I pulled out the chair beside his, sat down. “Wait. What?”
He lifted his head, linked his fingers together. “I’m too close to what’s happened, the Commandant needs to evaluate the information regarding the various parties and determine if I’ve been derelict in my duty.”
“Were you?”
“Of course not.”
“Well, there you go. The Commandant will figure out what actually happened and get you back in your position.”
He nodded. “What did you find in Devil’s Isle?”
I glanced at Liam. I wasn’t sure how he’d want to handle that part of the truth.
He pulled out a chair, took a seat at the table. “Let’s just say Rutledge didn’t accomplish what he set out to accomplish. Body count is lower than believed.”
Since the body count had been one, that meant there were no casualties. Without him coming out and saying it, of course.
Hope blossomed in Gunnar’s face. “You’re serious. You aren’t just playing with me?”
Liam’s smile went bland. “I rarely play.”
I was pretty sure that was meant for me.
Gunnar blew out a breath, sat back, ran his fingers through his hair. “Oh thank God.”
“None of this was because of you, Gunnar—just like Liam told your father. This is about Rutledge. And it sucks.”
“It’s a miracle,” Liam said. “She is capable of listening.”
“You’re hilarious as always.” I looked at Gunnar. “And I’m sorry to you, too. I waited to tell you beca
use I didn’t want to put you in a horrible position—”
“And you weren’t sure about my loyalties.”
“And I wasn’t sure about your loyalties,” I confessed. “But we’ve already been through all that. Can we agree we both did what we thought was right in the moment? What we thought would hurt the fewest number of people?”
Gunnar dropped his hands, put his palms on the table. “Agreed.”
I nodded. “Good. Good.” Because I didn’t need to be fighting with everyone I knew right now.
“Listen, would you mind staying the night? There’s a bed in the back room, and I’d feel better if someone else was here.” That was absolutely the truth, but it would also keep Gunnar nearby. He was very much defined by his job, and he wasn’t done talking this through.
“I think that’s a good idea,” Liam said. “I don’t think Claire should be alone. Not until your boss pulls his head out of his ass and shuts Rutledge down.”
“I was always the smartest man in the office,” Gunnar said.
“And, like Mr. Quinn, ever so humble.”
“Mr. Quinn should get going,” Liam said, rising. “I want to go see my grandmother.” He clapped Gunnar on the back. “You did the right thing. Hopefully, Containment will recognize that. If not, they’re idiots.”

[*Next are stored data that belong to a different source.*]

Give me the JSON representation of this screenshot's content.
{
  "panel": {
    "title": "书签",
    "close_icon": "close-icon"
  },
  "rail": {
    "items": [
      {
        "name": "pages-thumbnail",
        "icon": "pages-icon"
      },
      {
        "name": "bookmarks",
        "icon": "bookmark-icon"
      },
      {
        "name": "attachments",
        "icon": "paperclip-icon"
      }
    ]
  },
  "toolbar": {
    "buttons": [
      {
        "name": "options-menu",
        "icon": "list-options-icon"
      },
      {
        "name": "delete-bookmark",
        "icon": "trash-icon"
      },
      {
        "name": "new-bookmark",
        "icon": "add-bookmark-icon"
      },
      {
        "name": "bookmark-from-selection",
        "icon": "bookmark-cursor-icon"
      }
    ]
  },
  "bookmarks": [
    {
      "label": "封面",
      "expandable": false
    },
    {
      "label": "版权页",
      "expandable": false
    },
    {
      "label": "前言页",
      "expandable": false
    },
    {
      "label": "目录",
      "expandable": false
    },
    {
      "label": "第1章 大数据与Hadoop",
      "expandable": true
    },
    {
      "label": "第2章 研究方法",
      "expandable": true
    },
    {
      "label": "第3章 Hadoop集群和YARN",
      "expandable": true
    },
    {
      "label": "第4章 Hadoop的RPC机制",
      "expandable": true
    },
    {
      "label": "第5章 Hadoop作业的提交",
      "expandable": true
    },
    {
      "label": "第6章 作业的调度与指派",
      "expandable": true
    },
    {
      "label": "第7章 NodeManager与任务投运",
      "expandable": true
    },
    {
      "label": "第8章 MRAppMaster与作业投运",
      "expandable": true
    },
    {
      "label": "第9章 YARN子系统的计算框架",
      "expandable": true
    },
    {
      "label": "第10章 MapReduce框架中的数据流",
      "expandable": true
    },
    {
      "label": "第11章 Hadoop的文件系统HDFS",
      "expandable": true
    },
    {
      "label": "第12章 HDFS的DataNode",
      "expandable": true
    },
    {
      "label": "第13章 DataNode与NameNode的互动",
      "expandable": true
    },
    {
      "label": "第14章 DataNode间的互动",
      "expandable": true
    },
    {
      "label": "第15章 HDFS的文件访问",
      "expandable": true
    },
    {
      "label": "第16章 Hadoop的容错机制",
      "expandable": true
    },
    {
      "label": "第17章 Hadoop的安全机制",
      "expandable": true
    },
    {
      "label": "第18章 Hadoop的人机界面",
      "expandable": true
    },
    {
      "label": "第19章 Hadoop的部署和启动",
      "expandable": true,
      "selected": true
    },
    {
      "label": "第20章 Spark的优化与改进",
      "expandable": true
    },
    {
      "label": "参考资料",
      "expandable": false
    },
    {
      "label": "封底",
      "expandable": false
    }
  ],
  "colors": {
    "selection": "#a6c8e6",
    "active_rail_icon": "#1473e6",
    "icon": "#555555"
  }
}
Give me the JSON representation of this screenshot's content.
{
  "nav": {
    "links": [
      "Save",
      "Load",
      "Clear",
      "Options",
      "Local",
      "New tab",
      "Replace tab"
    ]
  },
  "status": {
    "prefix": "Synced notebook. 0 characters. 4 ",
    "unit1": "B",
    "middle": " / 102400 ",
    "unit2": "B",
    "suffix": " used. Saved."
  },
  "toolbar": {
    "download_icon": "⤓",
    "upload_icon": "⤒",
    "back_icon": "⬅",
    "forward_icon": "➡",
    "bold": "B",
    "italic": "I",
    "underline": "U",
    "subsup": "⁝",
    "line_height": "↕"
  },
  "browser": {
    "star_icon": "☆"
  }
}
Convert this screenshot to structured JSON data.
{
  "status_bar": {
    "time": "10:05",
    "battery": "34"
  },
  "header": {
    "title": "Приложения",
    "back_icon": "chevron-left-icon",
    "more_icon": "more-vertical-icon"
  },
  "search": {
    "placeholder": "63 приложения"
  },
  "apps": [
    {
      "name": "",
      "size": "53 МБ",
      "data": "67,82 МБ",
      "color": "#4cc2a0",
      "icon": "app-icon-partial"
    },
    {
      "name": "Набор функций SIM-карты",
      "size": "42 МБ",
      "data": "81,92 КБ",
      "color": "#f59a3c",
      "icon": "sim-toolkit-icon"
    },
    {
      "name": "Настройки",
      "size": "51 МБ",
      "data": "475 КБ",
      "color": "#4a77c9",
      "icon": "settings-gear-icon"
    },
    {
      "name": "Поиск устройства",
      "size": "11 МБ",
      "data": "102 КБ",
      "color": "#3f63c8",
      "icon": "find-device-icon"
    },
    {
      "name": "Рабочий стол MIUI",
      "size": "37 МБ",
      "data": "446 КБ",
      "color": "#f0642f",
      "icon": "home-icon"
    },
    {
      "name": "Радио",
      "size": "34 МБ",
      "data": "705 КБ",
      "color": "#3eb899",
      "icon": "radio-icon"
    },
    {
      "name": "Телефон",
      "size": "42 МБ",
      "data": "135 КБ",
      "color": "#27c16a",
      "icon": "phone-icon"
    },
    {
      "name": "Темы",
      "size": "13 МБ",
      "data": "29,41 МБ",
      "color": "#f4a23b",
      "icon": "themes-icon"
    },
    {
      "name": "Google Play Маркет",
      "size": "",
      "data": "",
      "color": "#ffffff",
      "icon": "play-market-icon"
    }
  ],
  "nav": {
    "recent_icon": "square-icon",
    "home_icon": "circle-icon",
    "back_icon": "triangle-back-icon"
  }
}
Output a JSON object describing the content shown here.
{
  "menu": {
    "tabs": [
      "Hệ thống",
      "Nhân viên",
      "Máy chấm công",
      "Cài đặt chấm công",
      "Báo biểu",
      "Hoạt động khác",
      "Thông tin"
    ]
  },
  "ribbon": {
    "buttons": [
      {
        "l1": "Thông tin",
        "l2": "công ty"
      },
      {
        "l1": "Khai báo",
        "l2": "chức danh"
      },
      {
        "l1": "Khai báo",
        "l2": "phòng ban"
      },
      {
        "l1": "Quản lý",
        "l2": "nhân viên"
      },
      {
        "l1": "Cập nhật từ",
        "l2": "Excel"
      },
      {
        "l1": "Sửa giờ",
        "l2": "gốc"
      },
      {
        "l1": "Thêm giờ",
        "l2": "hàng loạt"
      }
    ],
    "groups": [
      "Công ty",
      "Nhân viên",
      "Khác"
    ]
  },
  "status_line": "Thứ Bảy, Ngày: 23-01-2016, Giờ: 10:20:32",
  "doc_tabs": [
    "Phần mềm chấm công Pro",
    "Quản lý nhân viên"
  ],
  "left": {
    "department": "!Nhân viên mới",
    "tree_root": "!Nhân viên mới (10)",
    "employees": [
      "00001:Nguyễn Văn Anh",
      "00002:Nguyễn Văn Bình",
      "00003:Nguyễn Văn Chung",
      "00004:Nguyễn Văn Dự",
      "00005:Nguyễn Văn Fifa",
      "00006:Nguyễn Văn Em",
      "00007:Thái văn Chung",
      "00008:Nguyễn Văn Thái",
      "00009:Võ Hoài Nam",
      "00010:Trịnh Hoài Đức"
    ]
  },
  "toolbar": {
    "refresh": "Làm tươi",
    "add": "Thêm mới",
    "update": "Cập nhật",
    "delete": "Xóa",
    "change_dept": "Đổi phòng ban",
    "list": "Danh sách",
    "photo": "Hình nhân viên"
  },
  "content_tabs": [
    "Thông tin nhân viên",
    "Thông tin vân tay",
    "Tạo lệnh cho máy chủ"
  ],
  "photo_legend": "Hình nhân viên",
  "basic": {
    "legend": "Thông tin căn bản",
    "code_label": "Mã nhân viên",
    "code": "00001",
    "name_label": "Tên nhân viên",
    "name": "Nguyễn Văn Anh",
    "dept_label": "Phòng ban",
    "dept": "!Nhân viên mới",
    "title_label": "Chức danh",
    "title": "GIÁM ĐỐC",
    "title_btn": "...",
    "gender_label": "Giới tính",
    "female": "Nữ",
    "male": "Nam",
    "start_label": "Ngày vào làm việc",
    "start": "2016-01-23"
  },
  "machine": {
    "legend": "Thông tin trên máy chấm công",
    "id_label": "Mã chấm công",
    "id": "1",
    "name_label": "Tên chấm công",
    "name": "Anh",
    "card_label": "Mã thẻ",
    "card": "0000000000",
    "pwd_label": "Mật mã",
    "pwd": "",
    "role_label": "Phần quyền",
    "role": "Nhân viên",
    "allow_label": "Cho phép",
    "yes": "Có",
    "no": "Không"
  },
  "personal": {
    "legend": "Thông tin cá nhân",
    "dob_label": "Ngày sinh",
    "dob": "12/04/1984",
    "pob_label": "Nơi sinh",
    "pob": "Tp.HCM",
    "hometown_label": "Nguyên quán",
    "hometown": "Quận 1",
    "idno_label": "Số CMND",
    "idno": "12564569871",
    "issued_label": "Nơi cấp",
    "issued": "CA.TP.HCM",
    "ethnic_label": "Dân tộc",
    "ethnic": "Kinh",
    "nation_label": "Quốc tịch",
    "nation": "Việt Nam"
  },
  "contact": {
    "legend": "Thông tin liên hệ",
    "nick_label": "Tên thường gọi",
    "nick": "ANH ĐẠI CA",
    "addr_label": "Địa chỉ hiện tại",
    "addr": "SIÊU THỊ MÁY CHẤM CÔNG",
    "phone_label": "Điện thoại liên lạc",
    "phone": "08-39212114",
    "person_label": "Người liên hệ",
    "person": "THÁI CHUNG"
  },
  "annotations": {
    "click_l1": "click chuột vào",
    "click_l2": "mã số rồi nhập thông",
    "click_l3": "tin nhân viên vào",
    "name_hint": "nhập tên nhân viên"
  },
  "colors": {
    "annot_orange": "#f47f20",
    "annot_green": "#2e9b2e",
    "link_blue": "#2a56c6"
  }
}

Gunnar nodded. “Appreciate it.”
Liam gestured toward the door, motioned for me to follow. The night was still, humid, quiet. The memorial songs had all been sung.
“I want to check on Eleanor,” he said. “Just in case. I have some favors I can call in for extra security, and I think it’s time to do that. I want to make sure she’s protected.”
“Favors?”
He blew out a breath. “I’ll have to ask Solomon.”
I winced. “There’s no other way?”
“Not after tonight. And his price will be high. But there’s no avoiding it.” He glanced back at Gunnar. “He’ll be all right?”
I nodded. “I think so. He’ll adjust, or the Commandant will come to his senses when Rutledge causes more trouble. That seems pretty inevitable.” And that reminded me. “Be careful in Devil’s Isle. He could still have friends.”